Dopo due mesi a Dili per seguire il referendum che ha sancito una maggioranza schiacciante a favore dell’indipendenza scatenando la reazione delle forze paramilitari, una settimana fa, la polizia ci ha obbligato, come tutti i giornalisti, a sgomberare l’hotel Makota dove risiedevamo. Il giorno dopo l’hotel è stato attaccato e distrutto dai militari e noi siamo stati costretti a trasferirci in territorio indonesiano: da quel momento, ci hanno spiegato i militari, non sarebbe più stato possibile garantire l’incolumità e qualsiasi cosa sarebbe potuta accadere…
Ora ci siamo istallati a Kupanti (?), la località in territorio indonesiano dove sono costretti a evacuare i profughi e da qui cerchiamo quotidianamente notizie presso le basi della resistenza e dei guerriglieri. Anche perché è quasi impossibile accedere ai campi profughi per la presenza tra gli sfollati di miliziani delle forze paramilitari impegnati a dare la caccia a tutti i bianchi presenti e in particolare ai portoghesi. Nelle ultimi due giorni siamo riusciti a contattare i guerriglieri sulle montagne, proprio nelle ore in cui una delegazione dell’Onu si recava nell’isola costringendo i militari indonesiani ad una, seppur sommaria visto le condizioni della città, operazione di cosmesi che ha portato un momentaneo cessate il fuoco e a una pausa della carneficina. Ovviamente, giusto il tempo necessario a far ripartire gli uomini dell’Onu. Dopo di che la presenza militare è stata ulteriormente rafforzata con l’arrivo di altri soldati indonesiani immediatamente inviati sulle montagne per attaccare le basi della resistenza dove, tra l’altro, molta della popolazione sta cercando rifugio. Secondo quanto dichiarato da un volontario di “Medici senza frontiere”, nel comando dei guerriglieri che ha base sulle montagne intorno a Dili arrivano ogni ora centinaia di profughi e al momento i rifugiati sarebbero già circa 6mila. Se al momento è impossibile quantificare esattamente il numero dei combattenti della resistenza, purtroppo, invece, ci sono già cifre certe sul genocidio della popolazione di Timor-Est. Le fonti parlano di 7mila morti sicuri, 113mila deportati a Timor-Ovest e circa 200mila rifugiati sulle montagne su una popolazione di 800mila abitanti.
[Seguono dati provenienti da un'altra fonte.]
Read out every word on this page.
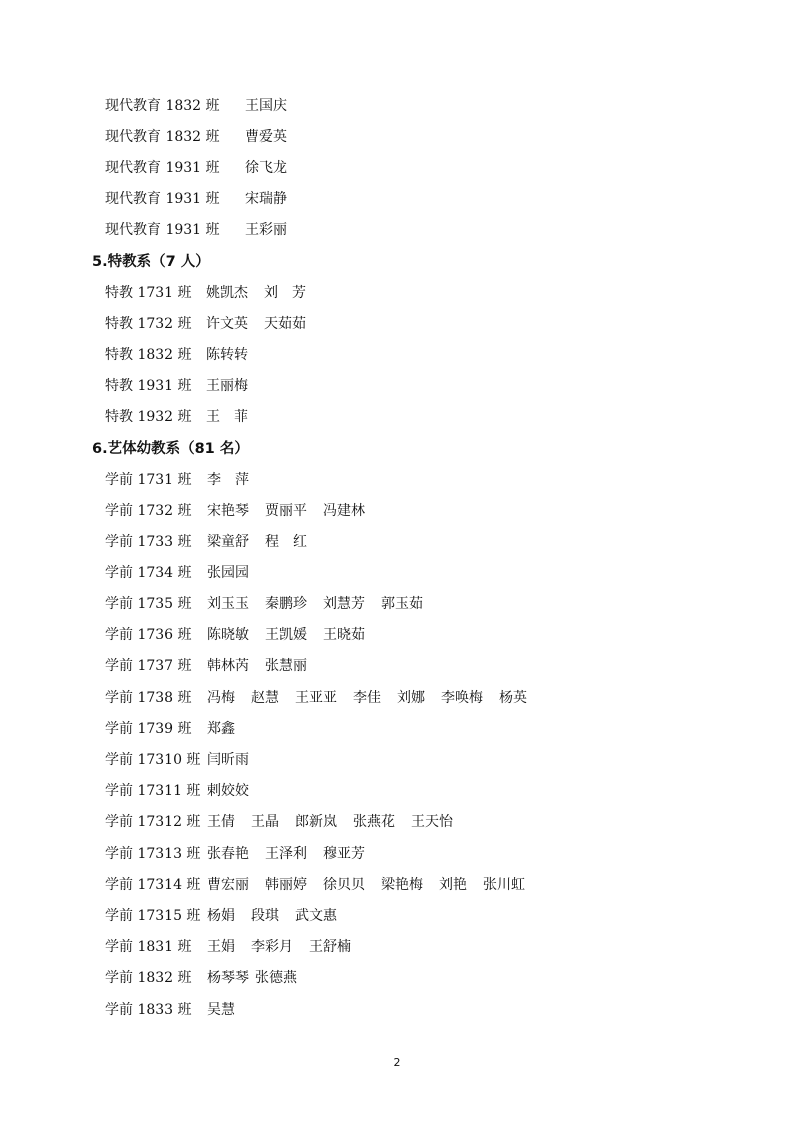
现代教育 1832 班 王国庆
现代教育 1832 班 曹爱英
现代教育 1931 班 徐飞龙
现代教育 1931 班 宋瑞静
现代教育 1931 班 王彩丽
5.特教系（7 人）
特教 1731 班 姚凯杰 刘　芳
特教 1732 班 许文英 天茹茹
特教 1832 班 陈转转
特教 1931 班 王丽梅
特教 1932 班 王　菲
6.艺体幼教系（81 名）
学前 1731 班 李　萍
学前 1732 班 宋艳琴 贾丽平 冯建林
学前 1733 班 梁童舒 程　红
学前 1734 班 张园园
学前 1735 班 刘玉玉 秦鹏珍 刘慧芳 郭玉茹
学前 1736 班 陈晓敏 王凯媛 王晓茹
学前 1737 班 韩林芮 张慧丽
学前 1738 班 冯梅 赵慧 王亚亚 李佳 刘娜 李唤梅 杨英
学前 1739 班 郑鑫
学前 17310 班 闫昕雨
学前 17311 班 剌姣姣
学前 17312 班 王倩 王晶 郎新岚 张燕花 王天怡
学前 17313 班 张春艳 王泽利 穆亚芳
学前 17314 班 曹宏丽 韩丽婷 徐贝贝 梁艳梅 刘艳 张川虹
学前 17315 班 杨娟 段琪 武文惠
学前 1831 班 王娟 李彩月 王舒楠
学前 1832 班 杨琴琴 张德燕
学前 1833 班 吴慧
2
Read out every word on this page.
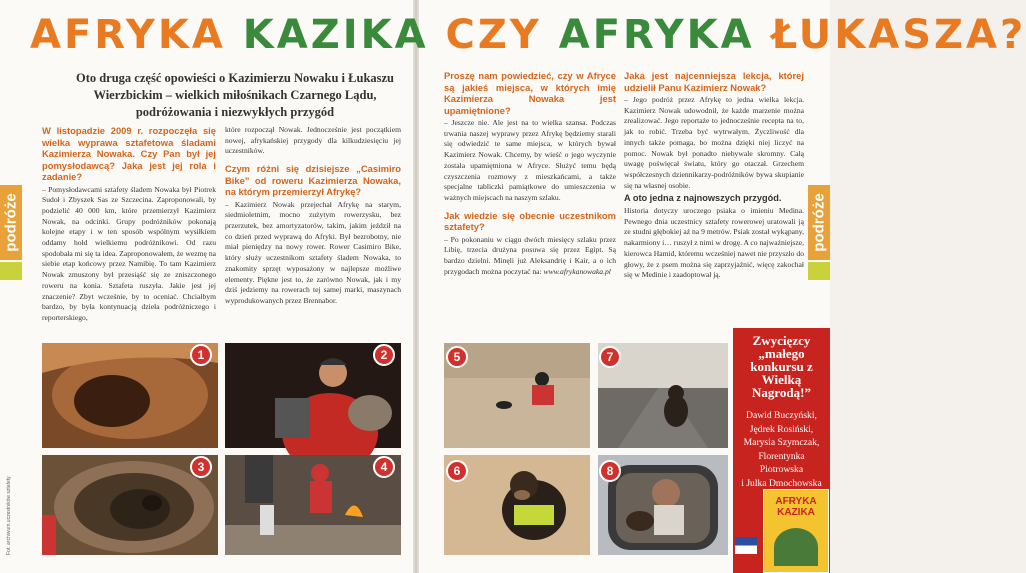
AFRYKA KAZIKA CZY AFRYKA ŁUKASZA?
Oto druga część opowieści o Kazimierzu Nowaku i Łukaszu Wierzbickim – wielkich miłośnikach Czarnego Lądu, podróżowania i niezwykłych przygód
podróże	podróże

W listopadzie 2009 r. rozpoczęła się wielka wyprawa sztafetowa śladami Kazimierza Nowaka. Czy Pan był jej pomysłodawcą? Jaka jest jej rola i zadanie?

– Pomysłodawcami sztafety śladem Nowaka był Piotrek Sudoł i Zbyszek Sas ze Szczecina. Zaproponowali, by podzielić 40 000 km, które przemierzył Kazimierz Nowak, na odcinki. Grupy podróżników pokonają kolejne etapy i w ten sposób wspólnym wysiłkiem oddamy hołd wielkiemu podróżnikowi. Od razu spodobała mi się ta idea. Zaproponowałem, że wezmę na siebie etap końcowy przez Namibię. To tam Kazimierz Nowak zmuszony był przesiąść się ze zniszczonego roweru na konia. Sztafeta ruszyła. Jakie jest jej znaczenie? Zbyt wcześnie, by to oceniać. Chciałbym bardzo, by była kontynuacją dzieła podróżniczego i reporterskiego,

które rozpoczął Nowak. Jednocześnie jest początkiem nowej, afrykańskiej przygody dla kilkudziesięciu jej uczestników.

Czym różni się dzisiejsze „Casimiro Bike” od roweru Kazimierza Nowaka, na którym przemierzył Afrykę?

– Kazimierz Nowak przejechał Afrykę na starym, siedmioletnim, mocno zużytym rowerzysku, bez przerzutek, bez amortyzatorów, takim, jakim jeździł na co dzień przed wyprawą do Afryki. Był bezrobotny, nie miał pieniędzy na nowy rower. Rower Casimiro Bike, który służy uczestnikom sztafety śladem Nowaka, to znakomity sprzęt wyposażony w najlepsze możliwe elementy. Piękne jest to, że zarówno Nowak, jak i my dziś jedziemy na rowerach tej samej marki, maszynach wyprodukowanych przez Brennabor.

Proszę nam powiedzieć, czy w Afryce są jakieś miejsca, w których imię Kazimierza Nowaka jest upamiętnione?

– Jeszcze nie. Ale jest na to wielka szansa. Podczas trwania naszej wyprawy przez Afrykę będziemy starali się odwiedzić te same miejsca, w których bywał Kazimierz Nowak. Chcemy, by wieść o jego wyczynie została upamiętniona w Afryce. Służyć temu będą czyszczenia rozmowy z mieszkańcami, a także specjalne tabliczki pamiątkowe do umieszczenia w ważnych miejscach na naszym szlaku.

Jak wiedzie się obecnie uczestnikom sztafety?

– Po pokonaniu w ciągu dwóch miesięcy szlaku przez Libię, trzecia drużyna posuwa się przez Egipt. Są bardzo dzielni. Minęli już Aleksandrię i Kair, a o ich przygodach można poczytać na: www.afrykanowaka.pl

Jaka jest najcenniejsza lekcja, której udzielił Panu Kazimierz Nowak?

– Jego podróż przez Afrykę to jedna wielka lekcja. Kazimierz Nowak udowodnił, że każde marzenie można zrealizować. Jego reportaże to jednocześnie recepta na to, jak to robić. Trzeba być wytrwałym. Życzliwość dla innych także pomaga, bo można dzięki niej liczyć na pomoc. Nowak był ponadto niebywale skromny. Całą uwagę poświęcał światu, który go otaczał. Grzechem współczesnych dziennikarzy-podróżników bywa skupianie się na własnej osobie.

A oto jedna z najnowszych przygód.

Historia dotyczy uroczego psiaka o imieniu Medina. Pewnego dnia uczestnicy sztafety rowerowej uratowali ją ze studni głębokiej aż na 9 metrów. Psiak został wykąpany, nakarmiony i… ruszył z nimi w drogę. A co najważniejsze, kierowca Hamid, któremu wcześniej nawet nie przyszło do głowy, że z psem można się zaprzyjaźnić, więcę zakochał się w Medinie i zaadoptował ją.

1	2
3	4
5	7
6	8
Zwycięzcy „małego konkursu z Wielką Nagrodą!”
Dawid Buczyński,
Jędrek Rosiński,
Marysia Szymczak,
Florentynka
Piotrowska
i Julka Dmochowska
AFRYKA KAZIKA
Fot. archiwum uczestników sztafety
Naturalmente l’arrivo in massa di rifugiati non fa che complicare la già precaria situazione della resistenza. È lo stesso comando con base sulle alture sopra Dili a spiegare la drammaticità delle loro condizioni. Innanzitutto, spiega Makan Ruak, capo dei guerriglieri e comandante della quarta brigata che ha base nel territorio di Manatuto, non dispongono di alcun ricovero per i 6mila profughi arrivati, tra cui molte donne e bambini, esposti, quindi, esposti al freddo delle montagne. inoltre, non ci sono viveri sufficienti a sfamare tutta quella gente la quale, per ora, si sta nutrendo alla meglio con tuberi e radici; e, infine, non c’è alcuna possibilità di soccorrere i malati e i feriti presenti, data l’assoluta penuria di mezzi. O l’Onu invia al più presto una forza di pace che metta fine al massacro, spiega Ruak, o è sicuro che gran parte dei rifugiati moriranno in breve tempo. Ad oggi sulle montagne di Dili sono già morti per fame, malattia e sfinimento circa 300 bambini.
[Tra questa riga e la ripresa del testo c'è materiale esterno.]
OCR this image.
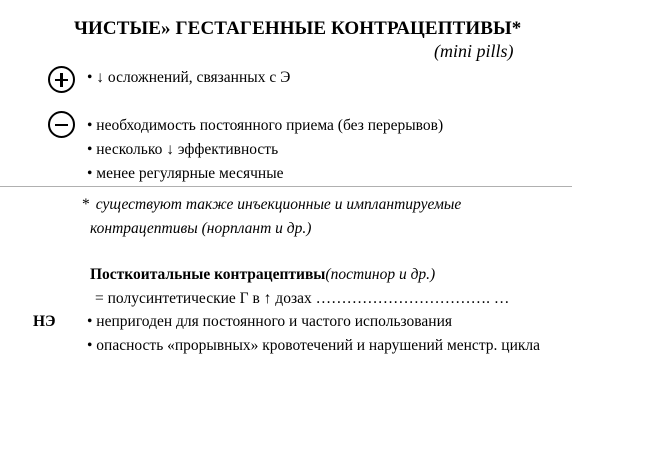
ЧИСТЫЕ» ГЕСТАГЕННЫЕ КОНТРАЦЕПТИВЫ*
(mini pills)
• ↓ осложнений, связанных с Э
• необходимость постоянного приема (без перерывов)
• несколько ↓ эффективность
• менее регулярные месячные
* существуют также инъекционные и имплантируемые
контрацептивы (норплант и др.)
Посткоитальные контрацептивы(постинор и др.)
= полусинтетические Г в ↑ дозах ……………………………. …
НЭ • непригоден для постоянного и частого использования
• опасность «прорывных» кровотечений и нарушений менстр. цикла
“Ora leggo che anche il ministro della difesa indonesiano Wiranto afferma che stanno pensando di autorizzare l’arrivo di una forza internazionale di pace – ha commentato ironicamente Ruak -. Già altre volte alle dichiarazioni ufficiali ha fatto poi seguire decisioni pratiche del tutto contrarie. E infatti, anche in questo caso, proprio mentre affermava la volontà di permettere l’arrivo di forze di pace, a Timor sbarcavano nuove truppe dell’esercito indonesiano con l’ordine di marciare sulle montagne per dar la caccia ai guerriglieri e alla popolazione civile. Come è possibile fidarsi di certi uomini?”.